“In New Delhi, we all wake up wondering, if what heaven planned for us will happen today.”
Amazon started its Indian web television series conquest with the successful shows Inside Edge, Breathe and recently released female centric Four More Shots Please! Following this up, comes another drama which very much serves for the wide audience spectrum – Made In Heaven.
The show’s title, Made In Heaven is a wedding planner start-up based out of India’s capital, comprising of a handful of people, each with his/her past, aspirations and struggle. They work in tandem to deliver the best possible wedding experience for their clientele. The clients portrayed are usually the rich parents – ranging from businessmen to politicians to royalties to civil services topper. The two characters in the show – Sobhita Dhulipala as Tara Khanna and Arjun Mathur as Karan Mehra are the backbone of the show not only because they are leading the front at Made In Heaven start-up but also because their characters have undergone massive changes over the course of nine episodes.
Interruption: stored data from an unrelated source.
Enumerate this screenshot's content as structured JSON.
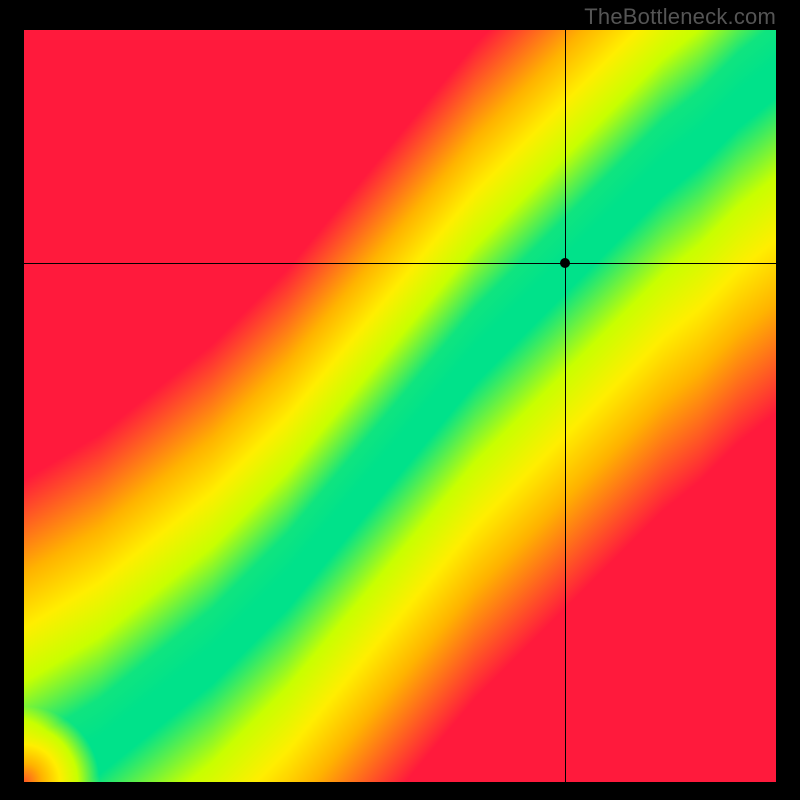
{
  "watermark": "TheBottleneck.com",
  "chart_data": {
    "type": "heatmap",
    "title": "",
    "xlabel": "",
    "ylabel": "",
    "xlim": [
      0,
      100
    ],
    "ylim": [
      0,
      100
    ],
    "crosshair": {
      "x": 72,
      "y": 69
    },
    "colorscale": [
      {
        "stop": 0.0,
        "color": "#ff1a3c"
      },
      {
        "stop": 0.35,
        "color": "#ffb300"
      },
      {
        "stop": 0.55,
        "color": "#ffee00"
      },
      {
        "stop": 0.75,
        "color": "#c8ff00"
      },
      {
        "stop": 1.0,
        "color": "#00e28a"
      }
    ],
    "ridge": {
      "comment": "y = f(x) centerline of the green optimal band, values 0-100",
      "x": [
        0,
        5,
        10,
        15,
        20,
        25,
        30,
        35,
        40,
        45,
        50,
        55,
        60,
        65,
        70,
        75,
        80,
        85,
        90,
        95,
        100
      ],
      "y": [
        0,
        3,
        6,
        10,
        14,
        18,
        23,
        28,
        34,
        40,
        46,
        52,
        58,
        63,
        68,
        73,
        78,
        83,
        87,
        92,
        96
      ]
    },
    "band_halfwidth": 5,
    "grid": false,
    "legend": null
  }
}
Each episode is anthology styled, however the start-up based characters return thereby leading to their stories progression. Even though nearly all the marriages converted by Made In Heaven are the big fat Indian weddings and may sound similar in terms of great pompous and display of the lavish banquet, it doesn’t shy away from covering the diverse aspects of our society which are deeply rooted in this so called “made in heaven jodi”.
The show earns its praise for being able to unearth the best and the worst part of our customs, rituals and traditions which takes a heavy toll on many people psychologically and financially.
It comments that even though India has moved towards liberalization and modernization in the 21st century, but these aspects are deeply rooted and may go on for generations.
Through a subtle style, Made In Heaven highlights the themes which clouts the Indian marriage ecosystem – dowry, abortion, infidelity, corruption, abduction and even going at an extent to fingerpoint the patriarchal dominance: girl child hatred, molestation by rich & powerful men etc. And each story has a victim and culprit. Smartly, few episodes don’t clarify the character and leave it to the audience to judge the right from the wrong. Afterall, sometimes it about the greater good at that moment.
To bring a sense of wonder and realization to all, the narrative has been set in such a way that the situations not only surprises the viewers but also the two leads of the show. With their own lives’ past and present, they compare, derive insights, learn, adjust and acclimatize effectively. Their is a sense of connection which goes on in these crazy families and our front leads. And all this is the stark reality in our country.
It’s not that the show only focuses on the change we need, it mesmerises us with the beautiful and joyous ceremonies which takes place during the marriage fest. The locations, the function, the little conversations happen simultaneously. Probably one of the best episodes highlight the need of a partner for an old lady who lost her husband in 30s and had to raise her children alone. The feeling of loneliness, the missing warmth of love, the chains of an orthodox society neither serve the purpose nor the need of the women. It’s these moments where the show reaches the apex and appeals with the human touch.
When the show ends, it leaves you content for being an interesting drama with enough depth to satisfy most. Made In Heaven offers a cohesive narration, driven by two strong performances maneuvering through diverse issues in the Indian marriage festival.
When Netflix has shared adult dramas in the name of critically acclaimed Sacred Games and Mirzapur, Amazon’s soothing drama series Made In Heaven comes out as a masterstroke against Netflix.